La mayoría cae en el error de pensar que hablar en público carece de normas, estructuras o secuencia de pasos a seguir, y piensan más bien que es algo así como una suerte de improvisación, o que depende de las circunstancias y el carisma de la persona.
Pero muchas veces ese carisma y soltura tan envidiable que observamos en los buenos oradores (parlamentarios, abogados, líderes sociales o empresariales) proviene precisamente de un riguroso entrenamiento en una serie de tácticas y disciplinas que se agrupan a grandes rasgos entre la retórica y la expresividad del cuerpo.
El desaparecido psicólogo español Juan Antonio Vallejo-Nájera indicaba en su libro “Aprender a hablar en público hoy”, que la principal facultad para el novato que quiere iniciarse en el arte de hablar en público es la naturalidad, es decir, ser uno mismo, “un poquito mejorado, pero manteniendo la identidad”.

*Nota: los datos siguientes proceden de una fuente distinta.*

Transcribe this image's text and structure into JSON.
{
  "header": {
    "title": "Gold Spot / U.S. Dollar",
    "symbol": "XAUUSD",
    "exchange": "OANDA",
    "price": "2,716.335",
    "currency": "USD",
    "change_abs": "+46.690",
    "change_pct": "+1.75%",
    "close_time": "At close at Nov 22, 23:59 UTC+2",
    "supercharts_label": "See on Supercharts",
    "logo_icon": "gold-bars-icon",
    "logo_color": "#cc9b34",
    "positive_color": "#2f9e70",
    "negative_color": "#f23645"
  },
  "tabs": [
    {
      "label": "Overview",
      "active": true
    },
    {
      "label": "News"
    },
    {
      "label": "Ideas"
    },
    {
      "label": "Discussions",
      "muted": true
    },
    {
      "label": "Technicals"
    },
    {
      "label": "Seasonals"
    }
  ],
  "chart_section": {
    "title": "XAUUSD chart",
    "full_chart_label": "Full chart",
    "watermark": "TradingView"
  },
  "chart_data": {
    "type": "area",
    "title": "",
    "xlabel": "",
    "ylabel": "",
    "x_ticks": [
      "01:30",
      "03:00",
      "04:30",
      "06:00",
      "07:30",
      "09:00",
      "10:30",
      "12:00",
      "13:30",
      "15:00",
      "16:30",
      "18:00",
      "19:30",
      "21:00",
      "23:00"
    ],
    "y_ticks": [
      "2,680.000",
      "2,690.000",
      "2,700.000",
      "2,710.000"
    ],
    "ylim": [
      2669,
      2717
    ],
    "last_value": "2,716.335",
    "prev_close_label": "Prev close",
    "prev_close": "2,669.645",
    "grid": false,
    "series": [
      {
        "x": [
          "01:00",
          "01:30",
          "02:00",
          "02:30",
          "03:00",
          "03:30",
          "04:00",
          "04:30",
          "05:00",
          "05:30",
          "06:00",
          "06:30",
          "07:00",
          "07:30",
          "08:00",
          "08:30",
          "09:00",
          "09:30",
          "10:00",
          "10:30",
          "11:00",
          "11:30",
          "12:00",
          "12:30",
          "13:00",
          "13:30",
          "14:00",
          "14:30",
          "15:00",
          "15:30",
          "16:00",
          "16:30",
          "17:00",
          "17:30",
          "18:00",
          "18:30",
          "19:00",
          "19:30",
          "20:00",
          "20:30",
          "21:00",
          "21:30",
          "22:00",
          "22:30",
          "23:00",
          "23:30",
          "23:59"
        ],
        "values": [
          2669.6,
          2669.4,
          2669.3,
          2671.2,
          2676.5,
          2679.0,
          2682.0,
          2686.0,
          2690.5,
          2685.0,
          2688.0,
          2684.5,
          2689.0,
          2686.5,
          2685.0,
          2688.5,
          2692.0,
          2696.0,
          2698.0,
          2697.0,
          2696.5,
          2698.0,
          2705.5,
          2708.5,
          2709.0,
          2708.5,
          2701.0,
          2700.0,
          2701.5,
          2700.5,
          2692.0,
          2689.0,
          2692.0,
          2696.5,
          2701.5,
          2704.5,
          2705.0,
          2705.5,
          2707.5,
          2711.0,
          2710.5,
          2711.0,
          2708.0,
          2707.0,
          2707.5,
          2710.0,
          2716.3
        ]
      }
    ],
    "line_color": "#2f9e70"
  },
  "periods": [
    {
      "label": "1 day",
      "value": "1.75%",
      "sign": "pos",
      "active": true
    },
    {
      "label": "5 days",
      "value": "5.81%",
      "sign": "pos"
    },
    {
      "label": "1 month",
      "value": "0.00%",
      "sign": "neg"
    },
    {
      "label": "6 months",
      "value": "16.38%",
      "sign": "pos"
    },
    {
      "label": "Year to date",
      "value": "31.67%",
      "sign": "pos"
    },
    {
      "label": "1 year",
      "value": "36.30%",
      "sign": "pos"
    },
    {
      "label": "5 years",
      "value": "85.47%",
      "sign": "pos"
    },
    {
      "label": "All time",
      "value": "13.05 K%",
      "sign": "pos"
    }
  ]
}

Pero es, además, bastante conveniente que la naturalidad, para que sea efectiva, vaya acompañada del conveniente entrenamiento, porque una persona nerviosa ante las expectativas de salir a dar un discurso, enfrentarse con éxito a una entrevista de trabajo, de defender a su cliente ante un jurado, o de protagonizar, pongamos por caso, una sesión de ventas ante clientes desconocidos, o simplemente expresarse con soltura y convicción en cualquier situación, difícilmente resultará natural, y mucho menos convincente.
Y aparte del entrenamiento práctico y teórico, cuanto más acervo cultural ostente una persona mayores serán sus posibilidades de crear y desarrollar argumentos brillantes y cautivadores, sea cual sea su auditorio. El gran profesor de retórica Quintiliano lo definía diciendo que “el talento y la cultura pueden mucho sin la teoría. La teoría, nada puede, en cambio, sin el talento”.
Una buena disertación en público ha de poner en marcha simultá- neamente varias capacidades humanas. No sólo basta con tener los argumentos apropiados, revestidos de lógica y razones, que tengan sentido y estén bien ordenados, sino que, además, hay que saber expresarlos con convicción, con la enunciación conveniente y la expresión apropiada de todo el cuerpo.
Así lo resumía Cicerón: “Ser un buen orador requiere hablar con convencimiento, de manera ordenada, con los ornatos del lenguaje y de memoria, todo ello acompañado también de una cierta dignidad de gestos”.